Phonics consistency is the improvement priority. The latest inspection highlights that phonics teaching does not always reflect the precise structure of the chosen programme. Families with children who need highly consistent routines for early reading should ask how the school is strengthening staff expertise across all groups.
Year 3 still requires an application. Even with federation continuity, moving from infant to junior phase is an admissions step in Durham. Parents should treat the Year 3 process with the same attention as Reception admissions.
For families who want a warm, structured early years setting with strong behaviour culture, thoughtful inclusion systems, and a clear emphasis on reading, Lumley Infant and Nursery School is a credible option. The federation model adds continuity into Year 3 and beyond, and the most recent inspection picture supports the idea of strong early years and personal development.
Who it suits: children who do well with clear routines, frequent reading practice, and plenty of movement and outdoor learning, including those who benefit from a carefully planned SEND and emotional literacy offer.
It has a positive inspection profile, with the most recent graded inspection (May 2024) judging it Good overall and highlighting particularly strong behaviour, personal development, and early years.
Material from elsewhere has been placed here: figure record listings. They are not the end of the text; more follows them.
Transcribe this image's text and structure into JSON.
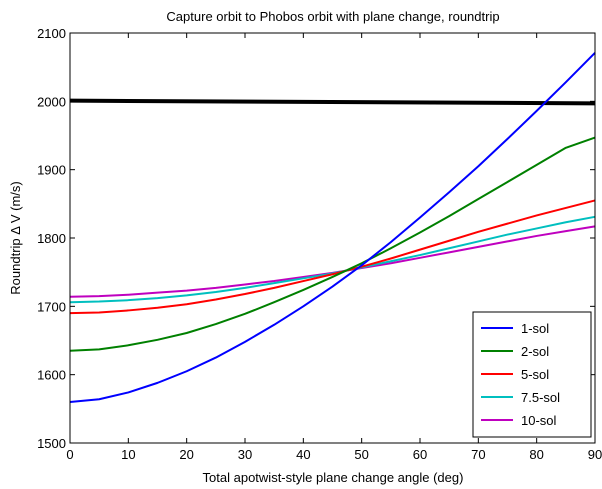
{
  "chart_data": {
    "type": "line",
    "title": "Capture orbit to Phobos orbit with plane change, roundtrip",
    "xlabel": "Total apotwist-style plane change angle (deg)",
    "ylabel": "Roundtrip Δ V (m/s)",
    "xlim": [
      0,
      90
    ],
    "ylim": [
      1500,
      2100
    ],
    "xticks": [
      0,
      10,
      20,
      30,
      40,
      50,
      60,
      70,
      80,
      90
    ],
    "yticks": [
      1500,
      1600,
      1700,
      1800,
      1900,
      2000,
      2100
    ],
    "grid": false,
    "legend_position": "bottom-right",
    "series": [
      {
        "name": "1-sol",
        "color": "#0000ff",
        "x": [
          0,
          5,
          10,
          15,
          20,
          25,
          30,
          35,
          40,
          45,
          50,
          55,
          60,
          65,
          70,
          75,
          80,
          85,
          90
        ],
        "y": [
          1560,
          1564,
          1574,
          1588,
          1605,
          1625,
          1648,
          1673,
          1700,
          1729,
          1760,
          1794,
          1830,
          1867,
          1905,
          1945,
          1986,
          2028,
          2071
        ]
      },
      {
        "name": "2-sol",
        "color": "#008000",
        "x": [
          0,
          5,
          10,
          15,
          20,
          25,
          30,
          35,
          40,
          45,
          50,
          55,
          60,
          65,
          70,
          75,
          80,
          85,
          90
        ],
        "y": [
          1635,
          1637,
          1643,
          1651,
          1661,
          1674,
          1689,
          1706,
          1724,
          1743,
          1763,
          1785,
          1808,
          1832,
          1857,
          1882,
          1907,
          1932,
          1947
        ]
      },
      {
        "name": "5-sol",
        "color": "#ff0000",
        "x": [
          0,
          5,
          10,
          15,
          20,
          25,
          30,
          35,
          40,
          45,
          50,
          55,
          60,
          65,
          70,
          75,
          80,
          85,
          90
        ],
        "y": [
          1690,
          1691,
          1694,
          1698,
          1703,
          1710,
          1718,
          1727,
          1737,
          1747,
          1758,
          1770,
          1783,
          1796,
          1809,
          1821,
          1833,
          1844,
          1855
        ]
      },
      {
        "name": "7.5-sol",
        "color": "#00bfbf",
        "x": [
          0,
          5,
          10,
          15,
          20,
          25,
          30,
          35,
          40,
          45,
          50,
          55,
          60,
          65,
          70,
          75,
          80,
          85,
          90
        ],
        "y": [
          1706,
          1707,
          1709,
          1712,
          1716,
          1721,
          1727,
          1734,
          1741,
          1748,
          1757,
          1766,
          1775,
          1785,
          1795,
          1805,
          1814,
          1823,
          1831
        ]
      },
      {
        "name": "10-sol",
        "color": "#bf00bf",
        "x": [
          0,
          5,
          10,
          15,
          20,
          25,
          30,
          35,
          40,
          45,
          50,
          55,
          60,
          65,
          70,
          75,
          80,
          85,
          90
        ],
        "y": [
          1714,
          1715,
          1717,
          1720,
          1723,
          1727,
          1732,
          1737,
          1743,
          1749,
          1756,
          1763,
          1771,
          1779,
          1787,
          1795,
          1803,
          1810,
          1817
        ]
      }
    ],
    "reference_line": {
      "color": "#000000",
      "x": [
        0,
        90
      ],
      "y": [
        2001,
        1997
      ]
    }
  }
}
For infant-age pupils, those indicators often matter as much as later test outcomes, because they shape confidence, attention, and readiness to read and write.
Reception applications are made through Durham’s coordinated admissions process rather than directly to the school. For September 2026 entry, Durham’s on-time deadline was 15 January 2026, with offers issued from mid-April in line with the national timetable.
Yes. The nursery is part of the school site and the federation states it can offer 15 and 30 funded hours for eligible 2, 3 and 4 year olds during term time. For the latest details on sessions and any charges beyond funded entitlement, check the school’s nursery information directly.
The infant programme includes clubs such as Choir, Dance Club, Invasion Games, and a STEM Club. There is also broader enrichment referenced in official material, including activities like African drumming and Chinese calligraphy.
The federation is designed to support continuity into the junior phase, but families should still expect an application step for Year 3 places in Durham, even when a child attends an infant school first.